I didn’t have any problem believing Reun had killed this guy, but that didn’t make it my fault. “How did I release him?” I said.
You ended his promise. The words stung a lot worse now, the pain in my head graduating from needles to fishhooks. When you killed Mr. Foley, you released him. Now he’s free to—
“Shut the hell up,” I snapped, not thrilled to hear that I’d accidentally done Reun a favor. “That hurts.”
Oh, really. It hurts you, too? In that case, let’s sing a song. Ninety-nine bottles of beer on the wall, ninety-nine bottles of beer, take one down, pass it around, ninety-eight bottles of beer on the wall. Feel free to join me, DeathSpeaker. Ninety-eight bottles of beer on the wall…
He kept going, and the pain flooded my head with a vengeance. My nose started drizzling blood. “Damn it, shut up! How many more of you bastards are there around here?”
There was a lot more tugging, but at
least he stopped speaking daggers for a few seconds. Don’t know. A handful. Maybe he killed them all, but not the rest. Have you heard this one? I’m Henry the Eighth I am, Hen-ry the Eighth I am, I am, I got married to the widow next door, she’s been married seven times before, and every ONE was a Henry, HENRY, she wouldn’t have a Willy or a Sam…
I could barely think through the pain. The blood poured freely now, and tremendous pressure was building in my ears. They’d pop and bleed soon, if I didn’t stop. But there was something really damned important in his last round of babbling. Something I had to know about.
I’d only asked how many were around here. He’d said a handful, “but not the rest”—like there were more of them somewhere else.
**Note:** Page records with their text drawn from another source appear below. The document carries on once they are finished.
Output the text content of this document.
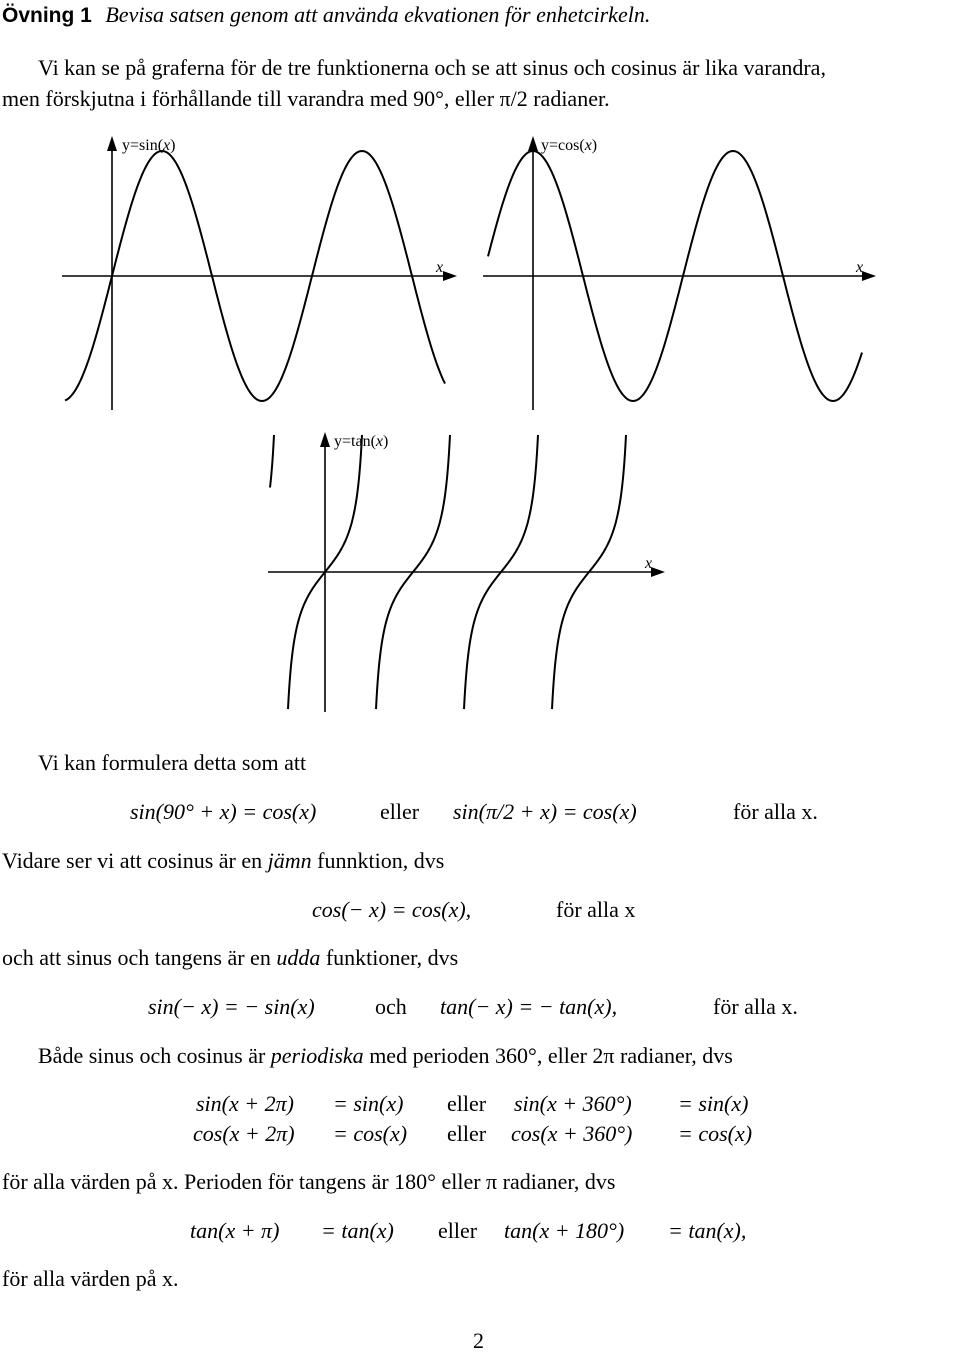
Övning 1 Bevisa satsen genom att använda ekvationen för enhetcirkeln.
Vi kan se på graferna för de tre funktionerna och se att sinus och cosinus är lika varandra,
men förskjutna i förhållande till varandra med 90°, eller π/2 radianer.
y=sin(x)
x
y=cos(x)
x
y=tan(x)
x
Vi kan formulera detta som att
sin(90° + x) = cos(x)	eller sin(π/2 + x) = cos(x)	för alla x.
Vidare ser vi att cosinus är en jämn funnktion, dvs
cos(− x) = cos(x),	för alla x
och att sinus och tangens är en udda funktioner, dvs
sin(− x) = − sin(x)	och tan(− x) = − tan(x),	för alla x.
Både sinus och cosinus är periodiska med perioden 360°, eller 2π radianer, dvs
sin(x + 2π) = sin(x) eller sin(x + 360°) = sin(x)
cos(x + 2π) = cos(x) eller cos(x + 360°) = cos(x)
för alla värden på x. Perioden för tangens är 180° eller π radianer, dvs
tan(x + π) = tan(x) eller tan(x + 180°) = tan(x),
för alla värden på x.
2
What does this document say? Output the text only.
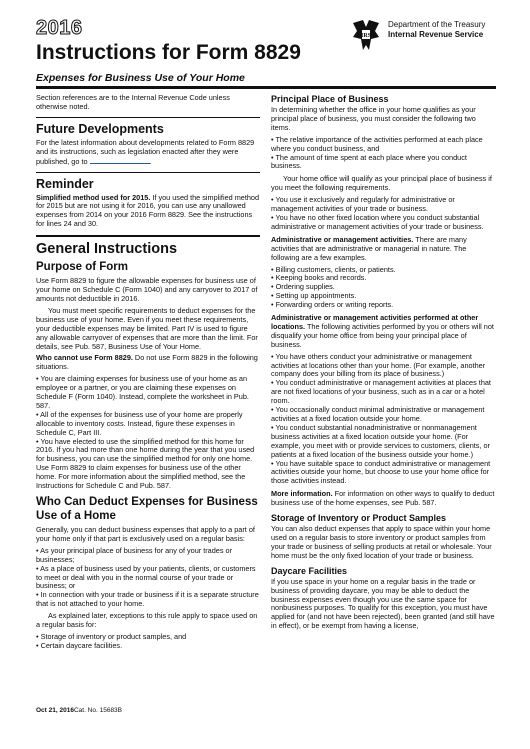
2016
Instructions for Form 8829
Expenses for Business Use of Your Home
IRS
Department of the Treasury
Internal Revenue Service

Section references are to the Internal Revenue Code unless otherwise noted.

Future Developments

For the latest information about developments related to Form 8829 and its instructions, such as legislation enacted after they were published, go to	.

Reminder

Simplified method used for 2015. If you used the simplified method for 2015 but are not using it for 2016, you can use any unallowed expenses from 2014 on your 2016 Form 8829. See the instructions for lines 24 and 30.

General Instructions
Purpose of Form

Use Form 8829 to figure the allowable expenses for business use of your home on Schedule C (Form 1040) and any carryover to 2017 of amounts not deductible in 2016.

You must meet specific requirements to deduct expenses for the business use of your home. Even if you meet these requirements, your deductible expenses may be limited. Part IV is used to figure any allowable carryover of expenses that are more than the limit. For details, see Pub. 587, Business Use of Your Home.

Who cannot use Form 8829. Do not use Form 8829 in the following situations.

• You are claiming expenses for business use of your home as an employee or a partner, or you are claiming these expenses on Schedule F (Form 1040). Instead, complete the worksheet in Pub. 587.

• All of the expenses for business use of your home are properly allocable to inventory costs. Instead, figure these expenses in Schedule C, Part III.

• You have elected to use the simplified method for this home for 2016. If you had more than one home during the year that you used for business, you can use the simplified method for only one home. Use Form 8829 to claim expenses for business use of the other home. For more information about the simplified method, see the Instructions for Schedule C and Pub. 587.

Who Can Deduct Expenses for Business Use of a Home

Generally, you can deduct business expenses that apply to a part of your home only if that part is exclusively used on a regular basis:

• As your principal place of business for any of your trades or businesses;

• As a place of business used by your patients, clients, or customers to meet or deal with you in the normal course of your trade or business; or

• In connection with your trade or business if it is a separate structure that is not attached to your home.

As explained later, exceptions to this rule apply to space used on a regular basis for:

• Storage of inventory or product samples, and

• Certain daycare facilities.

Principal Place of Business

In determining whether the office in your home qualifies as your principal place of business, you must consider the following two items.

• The relative importance of the activities performed at each place where you conduct business, and

• The amount of time spent at each place where you conduct business.

Your home office will qualify as your principal place of business if you meet the following requirements.

• You use it exclusively and regularly for administrative or management activities of your trade or business.

• You have no other fixed location where you conduct substantial administrative or management activities of your trade or business.

Administrative or management activities. There are many activities that are administrative or managerial in nature. The following are a few examples.

• Billing customers, clients, or patients.

• Keeping books and records.

• Ordering supplies.

• Setting up appointments.

• Forwarding orders or writing reports.

Administrative or management activities performed at other locations. The following activities performed by you or others will not disqualify your home office from being your principal place of business.

• You have others conduct your administrative or management activities at locations other than your home. (For example, another company does your billing from its place of business.)

• You conduct administrative or management activities at places that are not fixed locations of your business, such as in a car or a hotel room.

• You occasionally conduct minimal administrative or management activities at a fixed location outside your home.

• You conduct substantial nonadministrative or nonmanagement business activities at a fixed location outside your home. (For example, you meet with or provide services to customers, clients, or patients at a fixed location of the business outside your home.)

• You have suitable space to conduct administrative or management activities outside your home, but choose to use your home office for those activities instead.

More information. For information on other ways to qualify to deduct business use of the home expenses, see Pub. 587.

Storage of Inventory or Product Samples

You can also deduct expenses that apply to space within your home used on a regular basis to store inventory or product samples from your trade or business of selling products at retail or wholesale. Your home must be the only fixed location of your trade or business.

Daycare Facilities

If you use space in your home on a regular basis in the trade or business of providing daycare, you may be able to deduct the business expenses even though you use the same space for nonbusiness purposes. To qualify for this exception, you must have applied for (and not have been rejected), been granted (and still have in effect), or be exempt from having a license,

Oct 21, 2016Cat. No. 15683B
“The rest of what?” I gasped out between sharp-edged lines of Henry the Eighth. “How many people, total, are members of Milus Dei?”
Countless. Legions. We’re everywhere, DeathSpeaker. You will be caught, and all of you will die. I’ve memorized the entire Constitution. Want to hear it? We the people of the United States, in order to form a more perfect union, establish justice, ensure tranquility, provide for the common defense against monsters like you, filthy murderous creatures of the night, HOW DOES IT FEEL NOW YOU BASTARD PROMOTE THE GENERAL WELFARE AND SECURE—
I let go of him with a startled shout, just before my brain could explode and leak out through my ears. Before I passed out like the last time. Blessed silence filled my head, and I gave an involuntary shudder.
It wasn’t over. Not even close.
The rest of them were just going to love this. I had to get back to the Castle and break the news, about Reun being awake and on the loose as much as Milus Dei. We’d barely put down the bunch we faced, and they had less than a hundred. I didn’t know how the hell we’d be able to deal with countless legions.
But I did know one thing. The next time I talked to a dead bad guy, I’d damned well keep my mouth shut about how much it hurt.
CHAPTER 3
I dropped off Peter the Singing Dead Man at Screw U, but I didn’t stick around to chat. Dr. Vivian Cavanaugh, my favorite medical examiner, worked the night shift. I hadn’t seen Viv in a few weeks, and I still owed her dinner.